Cet ancien marin est le plus parfait conteur qu'ait produit la SF, un peu l'égal de Stevenson ou d'Alexandre Dumas. Sa fiction très personnelle a engendré des univers à la mesure des outrances humaines. Plus préoccupé par le dire et le faire que par le savoir qu’il traite parfois légèrement, Jack Vance est un peu un ethnographe du futur.
Auteur abondamment traduit, ou réédité, en France, il n’a pas la notoriété d’un Herbert ou d’un Asimov. La coupe transversale qu’il opère dans un univers très conventionnel de space opera, figé dans le post-moyen âge d’une ère vaguement renaissante, le dédain affiché pour la technologie, sa préférence enfin pour les récits picaresques où le tragique côtoie le grotesque et la farce, l’ont mis à l’abri des tentations messianiques ou des conjectures parascientifiques.

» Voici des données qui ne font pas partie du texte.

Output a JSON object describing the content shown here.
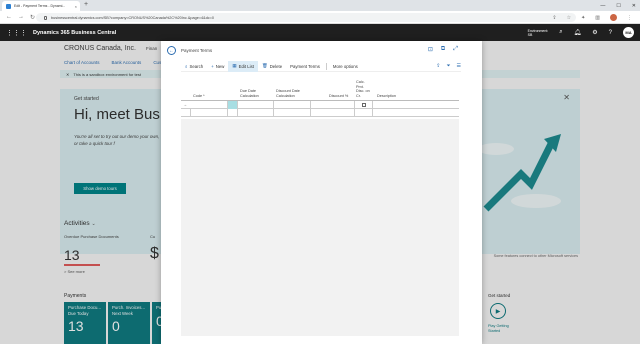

Durdane, mise en scène dans ces "chroniques" à la traduction soigneusement révisée, et qui regroupent trois romans publiés séparément à l’origine, "L’Homme sans Visage", "Les Paladins de la liberté" et "Asutra!", est une de ces planètes qu’affectionne Vance, un monde où coexistent de nombreux groupes humains organisés en structures sociales souvent bien opposées: au pays Shant par exemple, une communauté gouvernée par l’Anome, un tyran dont personne n’a jamais vu la face, la paix règne sur fond de terreur quotidienne: chaque individu est contrôlé par le torque explosif qu’il doit porter autour du cou dès son adolescence.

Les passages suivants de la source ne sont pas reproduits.